1
votes

Using Grails 2.4.4, Hibernate 4.3.6.1 plugin...

We have a domain object with a parent/child one-to-many relationship using a hasMany/belongsTo. When deleting the parent record, Grails cascades the deletes to the child records. However, when looking at the SQL, I see that Grails is fetching the child records and deleting them one-by-one using delete ... where id = ? and version = ?

This is a horribly inefficient way to delete the child records and I'm fairly sure Grails didn't do this when I initially wrote this code (I can't find anything that specifically causes this behavior).

I would expect Grails/Hibernate to run a query more like:

delete from Child where parent_id = ?

So that all child records are deleting in one query, instead of thousands of queries.

Is there something in the mappings/config that would cause Grails to behave in this manner?

1
I'm pretty sure that since you are using optimistic locking (e.g. you haven't disabled version) on your child instances it must check each instance by version, and thus delete them one at a time.

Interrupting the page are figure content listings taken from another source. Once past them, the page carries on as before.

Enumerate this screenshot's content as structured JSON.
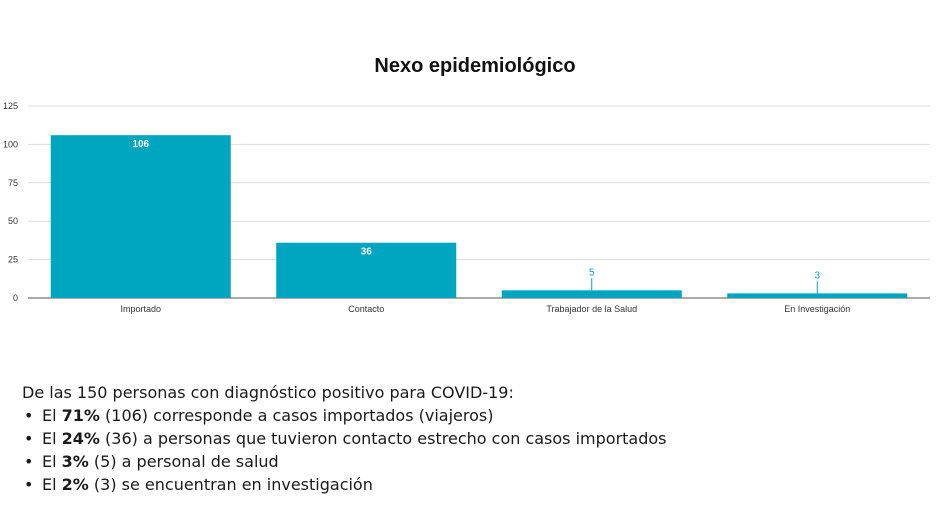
{
  "chart_data": {
    "type": "bar",
    "title": "Nexo epidemiológico",
    "categories": [
      "Importado",
      "Contacto",
      "Trabajador de la Salud",
      "En Investigación"
    ],
    "values": [
      106,
      36,
      5,
      3
    ],
    "data_labels": [
      "106",
      "36",
      "5",
      "3"
    ],
    "yticks": [
      0,
      25,
      50,
      75,
      100,
      125
    ],
    "ytick_labels": [
      "0",
      "25",
      "50",
      "75",
      "100",
      "125"
    ],
    "ylim": [
      0,
      125
    ],
    "xlabel": "",
    "ylabel": "",
    "grid": true,
    "bar_color": "#00a6c0",
    "label_color": "#00a6c0"
  },
  "summary": {
    "intro": "De las 150 personas con diagnóstico positivo para COVID-19:",
    "bullet_char": "•",
    "items": [
      {
        "pre": "El ",
        "pct": "71%",
        "post": " (106) corresponde a casos importados (viajeros)"
      },
      {
        "pre": "El ",
        "pct": "24%",
        "post": " (36) a personas que tuvieron contacto estrecho con casos importados"
      },
      {
        "pre": "El ",
        "pct": "3%",
        "post": " (5) a personal de salud"
      },
      {
        "pre": "El ",
        "pct": "2%",
        "post": " (3) se encuentran en investigación"
      }
    ]
  }
}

This is one of the many gotchas when using GORM.Joshua Moore
Interesting, I can certainly disable optimistic locking and see if it changes the behavior. Generally speaking, I think optimistic locking is a false sense of security anyway.Aaron
So removing the optimistic locking has no affect other than to remove the version = ? part from the delete statement.Aaron

1 Answers

1
votes

It's easy enough to explicitly delete the child objects and the parent object in a transactional service method. Remove the hasMany collection, and convert the belongsTo to a regular property, e.g.

class Author {
   String name
}

and

class Book {
   String title
   Author author
}

and then you can efficiently delete the books and the author in two queries:

void deleteAuthor(Author a) {
   Book.where { author == a }.deleteAll()
   a.delete()
}

Watch this presentation which shows additional reasons why you should avoid using collections.